Figure 3: Data Preparation Details – Data Processing

By observing the Queue relationship between operators, we find that the average usage of Queue_3 and Queue_2 is relatively inefficient.

Therefore, it can be determined that we can adjust the corresponding dataset operators, ShuffleOp_3 and BatchOp_2, to achieve better performance. Then, you can adjust the training script based on this information.

You can also refer to the suggestion provided by the Helper on the left side of the home page to optimize the training script.

profiler_helper

Figure 4: Helper

Case 2: Long Forward and Backward Propagation Interval Caused by Operations

When you find that the running time of steps is too long, you can first check the Step Trace to see if the time distribution of each part is normal.

long_fp_bp

Figure 5: Long FP/BP intervals in Step Trace

From the Step Trace in Figure 5, it is observed that the forward and backward propagation time is too long.

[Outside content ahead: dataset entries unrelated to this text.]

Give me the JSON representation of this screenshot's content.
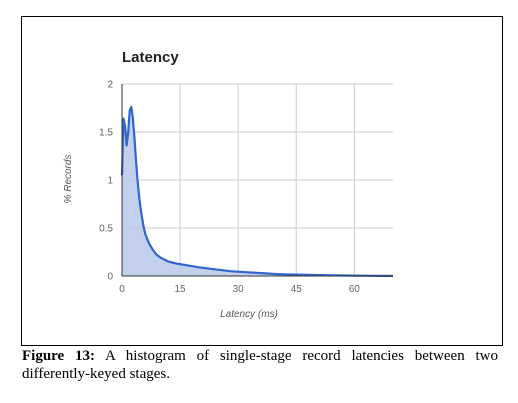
{
  "caption": {
    "label": "Figure 13:",
    "text": "A histogram of single-stage record latencies between two differently-keyed stages."
  },
  "colors": {
    "line": "#3366cc",
    "fill": "#b8c8ea",
    "grid": "#cccccc",
    "axis": "#333333"
  },
  "chart_data": {
    "type": "area",
    "title": "Latency",
    "xlabel": "Latency (ms)",
    "ylabel": "% Records",
    "xlim": [
      0,
      70
    ],
    "ylim": [
      0,
      2
    ],
    "x_ticks": [
      0,
      15,
      30,
      45,
      60
    ],
    "y_ticks": [
      0,
      0.5,
      1,
      1.5,
      2
    ],
    "grid": true,
    "series": [
      {
        "x": [
          0,
          0.4,
          0.8,
          1.2,
          1.6,
          2,
          2.4,
          2.8,
          3.2,
          3.6,
          4,
          4.5,
          5,
          5.5,
          6,
          7,
          8,
          9,
          10,
          12,
          14,
          17,
          20,
          24,
          28,
          32,
          36,
          40,
          45,
          50,
          55,
          60,
          65,
          70
        ],
        "y": [
          1.05,
          1.64,
          1.56,
          1.36,
          1.5,
          1.72,
          1.76,
          1.65,
          1.45,
          1.22,
          1.0,
          0.8,
          0.65,
          0.53,
          0.44,
          0.34,
          0.27,
          0.22,
          0.19,
          0.15,
          0.13,
          0.11,
          0.09,
          0.07,
          0.05,
          0.04,
          0.03,
          0.02,
          0.015,
          0.01,
          0.006,
          0.004,
          0.002,
          0.001
        ]
      }
    ]
  }
}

We can open the details page of Operator Time Consumption Ranking to further determine whether there are time-consuming operators, and judge whether there is optimization method to reduce the operator execution time.

operator_details

Figure 6: Finding operators that can be optimized via the details page of Operator Time Consumption Ranking

Case 3: Long Forward and Backward Propagation Interval Caused by Operation Intervals

In case 2, we introduced the case of long execution time of operations. In addition, the long FP/BP time can also be caused by the long time intervals among operations.

To determine if there are long operation intervals, we can observe details of Timeline.

Click the Download button on the Timeline card in the right bottom of the UI page to download the timeline data.

After downloading is done, enter the address chrome://tracing in Google browser, upload or drag the downloaded file into the browser to load data.

timeline

Figure 7: Finding intervals between operations that can be optimized in Timeline.

If it is found that there is a large interval between operations, you can adjust the training script to optimize this section to further improve the performance.

FAQ

Startup Failure

If you encounter the error of startup failure, you can check whether you encountered one of the following situations:

  • There is no space left in the system, or the remaining space is too small to run profiling tool.

  • Mismatched versions of MindSpore and Ascend AI processor software package.